Reuters: Italy’s Eni, which has been receiving payments in oil from Iran for debts, is reworking the deal and is unlikely to import crude in July after European Union sanctions on Tehran take effect, market sources said on Thursday.
By Ikuko Kurahone and Jessica Donati
LONDON, May 31 (Reuters) – Italy’s Eni, which has been receiving payments in oil from Iran for debts, is reworking the deal and is unlikely to import crude in July after European Union sanctions on Tehran take effect, market sources said on Thursday.
The unexpected decision by the Italian oil major, which is exempted from the embargo on imports, will lead to a complete halt in Iranian crude supply to Europe in July.
“Even though Eni is able to continue importing cargoes, because of the sanctions there are other details it needs to organise,” a person with knowledge of the deal said. He declined to be named due to the sensitivity of the matter.
The market sources said it was not clear when Iran’s crude deliveries to Eni would resume.
“I do not know when Eni will be able to import the next cargo.”
Spokesmen for the energy company declined to comment.
The last cargoes of crude are already on their way from Iran to Europe ahead of the EU measures which become effective on July 1, traders said.
Eni’s chief executive Paolo Scaroni had said in March that Iran still owed the company $1.0-1.4 billion worth of oil, and that it had a special exemption enabling it to continue receiving that crude despite the EU embargo.
The EU will join the United States in imposing a total ban on imports of Iranian oil to pressure Tehran over its nuclear programme that the West suspects may be aimed at developing nuclear weapons. Tehran says its research is for peaceful purposes.
Other oil companies in the Mediterranean including Spain’s Cepsa and three other Italian oil firms, ERG, Iplom and Saras have planned to take their last cargoes from Iran in June, other market sources said.
This is because the physical crude oil market typically trades 30-40 days ahead and any June deliveries have already been fixed.
“With our term contract the last barrels are going to be lifted in June and that’s all,” a source with one of the companies said. He also declined to speak on the record.
The volume of Iranian crude imports to Europe has already fallen to a fraction of the 700,000 barrels per day delivered before tension escalated last year.
The drop has been caused by several European companies, including Royal Dutch Shell and Spain’s Repsol deciding to halt imports from Iran even before the sanctions took effect.
Iraq and Russia are likely to emerge as the most flexible sources of alternative supply to the lost Iranian crude, which is medium to heavy and sour – meaning it has high sulphur content.

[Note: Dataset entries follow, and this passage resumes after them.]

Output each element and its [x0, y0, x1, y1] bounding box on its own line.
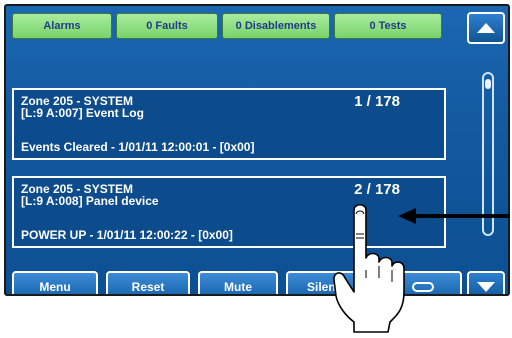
reset-button[interactable]: Reset [106, 271, 190, 294]
tab-disablements[interactable]: 0 Disablements [222, 13, 330, 39]
event-detail: POWER UP - 1/01/11 12:00:22 - [0x00] [21, 228, 233, 242]
event-count: 2 / 178 [354, 181, 400, 198]
event-entry-1[interactable]: Zone 205 - SYSTEM [L:9 A:007] Event Log … [12, 88, 446, 160]
triangle-down-icon [477, 282, 495, 292]
tab-faults[interactable]: 0 Faults [116, 13, 218, 39]
menu-button[interactable]: Menu [12, 271, 98, 294]
touchscreen-panel: Alarms 0 Faults 0 Disablements 0 Tests Z… [4, 4, 510, 296]
scroll-up-button[interactable] [467, 12, 505, 44]
scroll-down-button[interactable] [467, 271, 505, 294]
event-location: [L:9 A:007] Event Log [21, 106, 144, 120]
tab-tests[interactable]: 0 Tests [334, 13, 442, 39]
mute-button[interactable]: Mute [198, 271, 278, 294]
event-detail: Events Cleared - 1/01/11 12:00:01 - [0x0… [21, 140, 255, 154]
status-tabs: Alarms 0 Faults 0 Disablements 0 Tests [12, 13, 442, 39]
triangle-up-icon [477, 23, 495, 33]
pointing-hand-icon [333, 203, 405, 333]
scrollbar-thumb[interactable] [485, 79, 491, 89]
event-location: [L:9 A:008] Panel device [21, 194, 159, 208]
event-count: 1 / 178 [354, 93, 400, 110]
tab-alarms[interactable]: Alarms [12, 13, 112, 39]
left-arrow-icon [398, 208, 510, 224]
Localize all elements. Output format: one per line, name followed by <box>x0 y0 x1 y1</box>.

Some small refineries remain cautious about taking Saudi Arabian oil as this requires signing up to contracts for fixed periods.
“We will buy (Iraqi) Kirkuk,” another source said. “We always speak with Saudi Aramco and they are very reliable but it does not make economic sense sometimes.”
Iran has held talks with Western countries in Baghdad but the hopes for a resolution are still vague. Shortly after the round, U.S. Secretary of State Hillary Clinton said much work remained to be done and sanctions would stay in place.
Iran’s foreign ministry in return warned Western countries this week that pursuing economic sanctions would jeopardise the chances of reaching an agreement.